Líjkt. Zoals de uitkomst van een wetenschappelijk experiment wordt vertekend als gevolg van de artificiële situatie, zo heeft het iedere keer naar buiten treden met het eigen levensverhaal een bijkomend effect. Het feit dat de gefilmde personen deel uitmaken van de 7up-groep, gaat de levensloop van deze kinderen mede bepalen. De jongen met wie het rond zijn twintigste het meest mis dreigt te gaan, wordt liefdevol opgevangen door een mede-7upper. Sommigen willen niet langer blootstaan aan de publieke exposure en besluiten zich niet meer te laten filmen. Alle deelnemers erkennen het voor de camera: zonder 7up was hun leven anders verlopen.
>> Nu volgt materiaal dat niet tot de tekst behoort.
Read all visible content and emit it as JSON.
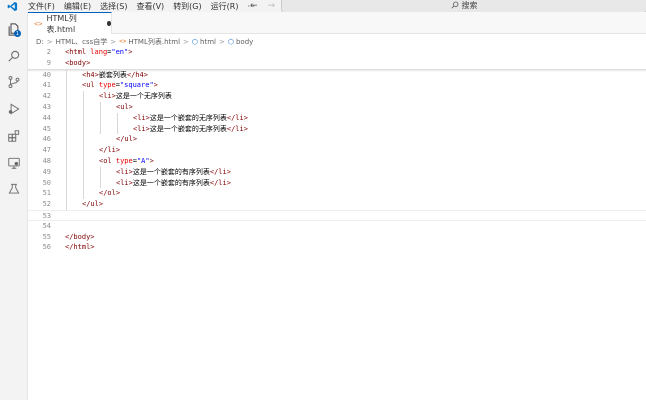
{
  "menu": [
    "文件(F)",
    "编辑(E)",
    "选择(S)",
    "查看(V)",
    "转到(G)",
    "运行(R)",
    "···"
  ],
  "nav": {
    "back": "←",
    "forward": "→"
  },
  "search": {
    "placeholder": "搜索"
  },
  "tab": {
    "icon": "<>",
    "label": "HTML列表.html"
  },
  "breadcrumb": {
    "drive": "D:",
    "folder": "HTML、css自学",
    "file_icon": "<>",
    "file": "HTML列表.html",
    "element1": "html",
    "element2": "body",
    "sep": ">"
  },
  "editor": {
    "sticky_lines": [
      {
        "n": "2",
        "parts": [
          {
            "t": "<html ",
            "c": "tag"
          },
          {
            "t": "lang",
            "c": "attr"
          },
          {
            "t": "=",
            "c": "txt"
          },
          {
            "t": "\"en\"",
            "c": "val"
          },
          {
            "t": ">",
            "c": "tag"
          }
        ]
      },
      {
        "n": "9",
        "parts": [
          {
            "t": "<body>",
            "c": "tag"
          }
        ]
      }
    ],
    "lines": [
      {
        "n": "40",
        "indent": 1,
        "parts": [
          {
            "t": "<h4>",
            "c": "tag"
          },
          {
            "t": "嵌套列表",
            "c": "txt"
          },
          {
            "t": "</h4>",
            "c": "tag"
          }
        ]
      },
      {
        "n": "41",
        "indent": 1,
        "parts": [
          {
            "t": "<ul ",
            "c": "tag"
          },
          {
            "t": "type",
            "c": "attr"
          },
          {
            "t": "=",
            "c": "txt"
          },
          {
            "t": "\"square\"",
            "c": "val"
          },
          {
            "t": ">",
            "c": "tag"
          }
        ]
      },
      {
        "n": "42",
        "indent": 2,
        "parts": [
          {
            "t": "<li>",
            "c": "tag"
          },
          {
            "t": "这是一个无序列表",
            "c": "txt"
          }
        ]
      },
      {
        "n": "43",
        "indent": 3,
        "parts": [
          {
            "t": "<ul>",
            "c": "tag"
          }
        ]
      },
      {
        "n": "44",
        "indent": 4,
        "parts": [
          {
            "t": "<li>",
            "c": "tag"
          },
          {
            "t": "这是一个嵌套的无序列表",
            "c": "txt"
          },
          {
            "t": "</li>",
            "c": "tag"
          }
        ]
      },
      {
        "n": "45",
        "indent": 4,
        "parts": [
          {
            "t": "<li>",
            "c": "tag"
          },
          {
            "t": "这是一个嵌套的无序列表",
            "c": "txt"
          },
          {
            "t": "</li>",
            "c": "tag"
          }
        ]
      },
      {
        "n": "46",
        "indent": 3,
        "parts": [
          {
            "t": "</ul>",
            "c": "tag"
          }
        ]
      },
      {
        "n": "47",
        "indent": 2,
        "parts": [
          {
            "t": "</li>",
            "c": "tag"
          }
        ]
      },
      {
        "n": "48",
        "indent": 2,
        "parts": [
          {
            "t": "<ol ",
            "c": "tag"
          },
          {
            "t": "type",
            "c": "attr"
          },
          {
            "t": "=",
            "c": "txt"
          },
          {
            "t": "\"A\"",
            "c": "val"
          },
          {
            "t": ">",
            "c": "tag"
          }
        ]
      },
      {
        "n": "49",
        "indent": 3,
        "parts": [
          {
            "t": "<li>",
            "c": "tag"
          },
          {
            "t": "这是一个嵌套的有序列表",
            "c": "txt"
          },
          {
            "t": "</li>",
            "c": "tag"
          }
        ]
      },
      {
        "n": "50",
        "indent": 3,
        "parts": [
          {
            "t": "<li>",
            "c": "tag"
          },
          {
            "t": "这是一个嵌套的有序列表",
            "c": "txt"
          },
          {
            "t": "</li>",
            "c": "tag"
          }
        ]
      },
      {
        "n": "51",
        "indent": 2,
        "parts": [
          {
            "t": "</ol>",
            "c": "tag"
          }
        ]
      },
      {
        "n": "52",
        "indent": 1,
        "parts": [
          {
            "t": "</ul>",
            "c": "tag"
          }
        ]
      },
      {
        "n": "53",
        "indent": 0,
        "parts": []
      },
      {
        "n": "54",
        "indent": 0,
        "parts": []
      },
      {
        "n": "55",
        "indent": 0,
        "parts": [
          {
            "t": "</body>",
            "c": "tag"
          }
        ]
      },
      {
        "n": "56",
        "indent": 0,
        "parts": [
          {
            "t": "</html>",
            "c": "tag"
          }
        ]
      }
    ]
  },
  "activity_icons": [
    "explorer-icon",
    "search-icon",
    "source-control-icon",
    "run-debug-icon",
    "extensions-icon",
    "remote-explorer-icon",
    "testing-icon"
  ],
  "explorer_badge": "1",
  "colors": {
    "accent": "#005fb8",
    "tag": "#800000",
    "attribute": "#e50000",
    "value": "#0000ff"
  }
}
Op dat laatste aspect concentreert Hemmerechts haar verhaal over de kinderen van Arthur Goemaere, de programmamaker die hen voor het 7plus-project van de Vlaamse omroep heeft geselecteerd. Tien kinderen, allen geboren in 1957, worden in 1964 voor het eerst voor de camera gehaald en zijn vanaf dat moment met elkaar en met hun televisievader verbonden. Stof voor een naturalistische roman après la lettre zou je denken, maar Hemmerechts zou Hemmerechts niet zijn als ze een dergelijk realistisch gegeven niet «slechts» het decor zou laten zijn voor een krachtig epos over liefde en dood, waarheid en bedrog.
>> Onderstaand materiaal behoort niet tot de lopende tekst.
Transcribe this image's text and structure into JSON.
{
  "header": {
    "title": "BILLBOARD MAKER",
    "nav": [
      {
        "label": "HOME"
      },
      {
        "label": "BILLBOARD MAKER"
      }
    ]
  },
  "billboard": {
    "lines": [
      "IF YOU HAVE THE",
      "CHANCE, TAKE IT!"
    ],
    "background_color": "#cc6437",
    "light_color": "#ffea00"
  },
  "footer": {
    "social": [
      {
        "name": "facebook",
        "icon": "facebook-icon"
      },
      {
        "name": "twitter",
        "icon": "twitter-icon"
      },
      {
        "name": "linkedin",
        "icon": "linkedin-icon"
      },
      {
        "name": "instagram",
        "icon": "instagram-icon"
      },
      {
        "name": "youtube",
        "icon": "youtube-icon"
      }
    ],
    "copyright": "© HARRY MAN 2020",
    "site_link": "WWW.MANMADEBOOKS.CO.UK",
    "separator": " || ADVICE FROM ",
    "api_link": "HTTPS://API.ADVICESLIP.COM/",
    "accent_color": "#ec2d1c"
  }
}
De verrassing van haar aanpak schuilt in de keuze van de hoofdpersoon, namelijk de regisseur. Hij is in zijn documentaire streven de waarheidszoeker en uiteindelijk de grootste leugenaar. Niet alleen raakt hij in soms extreme mate betrokken bij de lotgevallen van «zijn» kinderen, ook in zijn persoonlijk leven is hij op z'n minst dubbelzinnig te noemen. «Maakt het uit of je met een zilveren dan wel met een plastic lepel in je mond geboren bent?» luidt de heldere vraag die ten grondslag ligt aan zijn 7plus-project. «Ja. Nee. Ja. Nee», moet hij na drie sessies concluderen. «Levens verliepen grilliger. Onvoorspelbaarder. Andere factoren speelden een rol. Liefde. Dood. Mazzel.»
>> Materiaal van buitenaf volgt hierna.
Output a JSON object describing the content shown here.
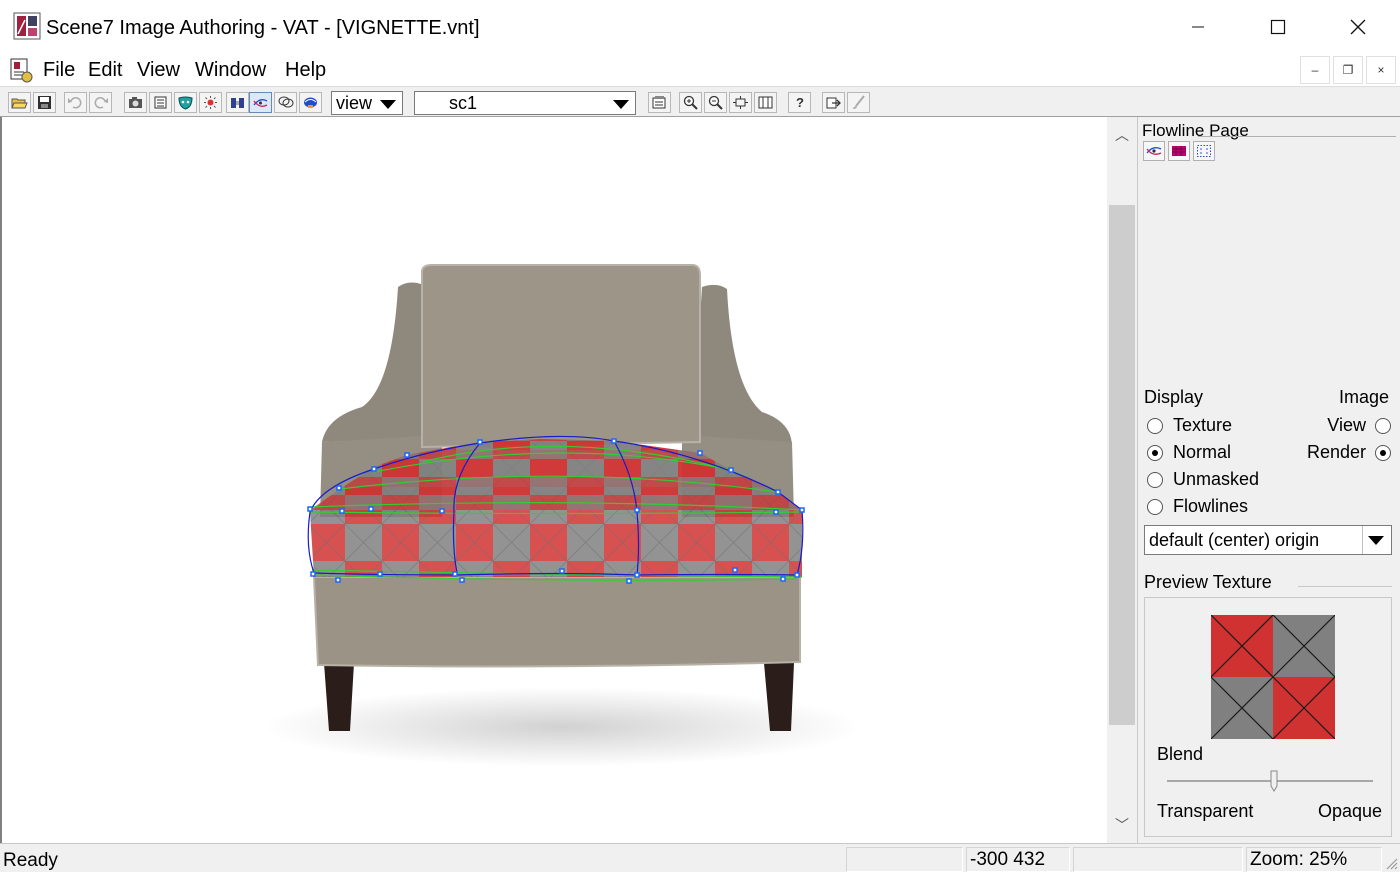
{
  "window": {
    "title": "Scene7 Image Authoring - VAT - [VIGNETTE.vnt]",
    "minimize_glyph": "—",
    "maximize_glyph": "☐",
    "close_glyph": "✕"
  },
  "menu": {
    "items": [
      "File",
      "Edit",
      "View",
      "Window",
      "Help"
    ],
    "mdi_minimize": "–",
    "mdi_restore": "❐",
    "mdi_close": "×"
  },
  "toolbar": {
    "mode_select": "view",
    "scene_select": "sc1",
    "icons": [
      "open-icon",
      "save-icon",
      "undo-icon",
      "redo-icon",
      "camera-icon",
      "layers-icon",
      "mask-icon",
      "light-icon",
      "material-icon",
      "flowline-icon",
      "lasso-icon",
      "render-icon",
      "properties-icon",
      "zoom-in-icon",
      "zoom-out-icon",
      "fit-icon",
      "split-view-icon",
      "help-icon",
      "export-icon",
      "brush-icon"
    ]
  },
  "panel": {
    "title": "Flowline Page",
    "display_label": "Display",
    "image_label": "Image",
    "display_options": [
      {
        "label": "Texture",
        "selected": false
      },
      {
        "label": "Normal",
        "selected": true
      },
      {
        "label": "Unmasked",
        "selected": false
      },
      {
        "label": "Flowlines",
        "selected": false
      }
    ],
    "image_options": [
      {
        "label": "View",
        "selected": false
      },
      {
        "label": "Render",
        "selected": true
      }
    ],
    "origin_select": "default (center) origin",
    "preview_label": "Preview Texture",
    "blend_label": "Blend",
    "blend_min_label": "Transparent",
    "blend_max_label": "Opaque",
    "blend_value": 0.52
  },
  "colors": {
    "texture_red": "#d03232",
    "texture_gray": "#808080",
    "flowline_green": "#33cc33",
    "flowline_blue": "#1a1acc"
  },
  "status": {
    "message": "Ready",
    "coordinates": "-300  432",
    "zoom": "Zoom:  25%"
  }
}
Van sommige levens stipt de schrijfster die grilligheid alleen maar even aan, op andere gaat ze uitgebreid in. Het resultaat is een rijke roman, prachtig van taal, helder gecomponeerd, en net duister genoeg om intrigerend te blijven. De belangrijkste verhaallijn is die van 7plusser Dora, die een gepassioneerde verhouding krijgt met haar, uiteraard getrouwde regisseur. Alleen Hemmerechts kan zo'n even opwindende als destructieve verhouding tot in alle vleselijke details beschrijven. Arthur haat zichzelf omdat hij met haar gevangen zit in een tiendaagse cyclus van «neuken, minachten, vergeten, hunkeren», net zoals hij zichzelf haat omdat hij de beelden manipuleert van zijn 7plussers. Omwille van de echtheid nota bene.
Als Dora zich eindelijk van hem weet te verlossen, vraagt ze Arthur of hij zich schaamt voor wat er gebeurd is. «Hoe kan ik me schamen voor iets wat me zoveel vreugde heeft bezorgd?» antwoordt hij haar retorisch. «Ze geloofde hem niet. Het kon niet anders of ook hij proefde de bittere nasmaak van de leugens, het verraad en bedrog.» Dat er iets onaangenaams bij hem gist, beschrijft Hemmerechts erg mooi op de laatste pagi na’s, als Arthur zich achtervolgd waant door een mysterieuze motorrijder. Een fikse aframmeling zou precies aansluiten bij zijn zelfhaat. Maar nee. «Er zou geen straf zijn, geen finale afrekening of spectaculaire ontknoping. Hij zou gewoon verder leven.» De werkelijkheid voorziet nu eenmaal niet in passende strafmaatregelen. Stuurt hoogstens op het grote vergeten aan.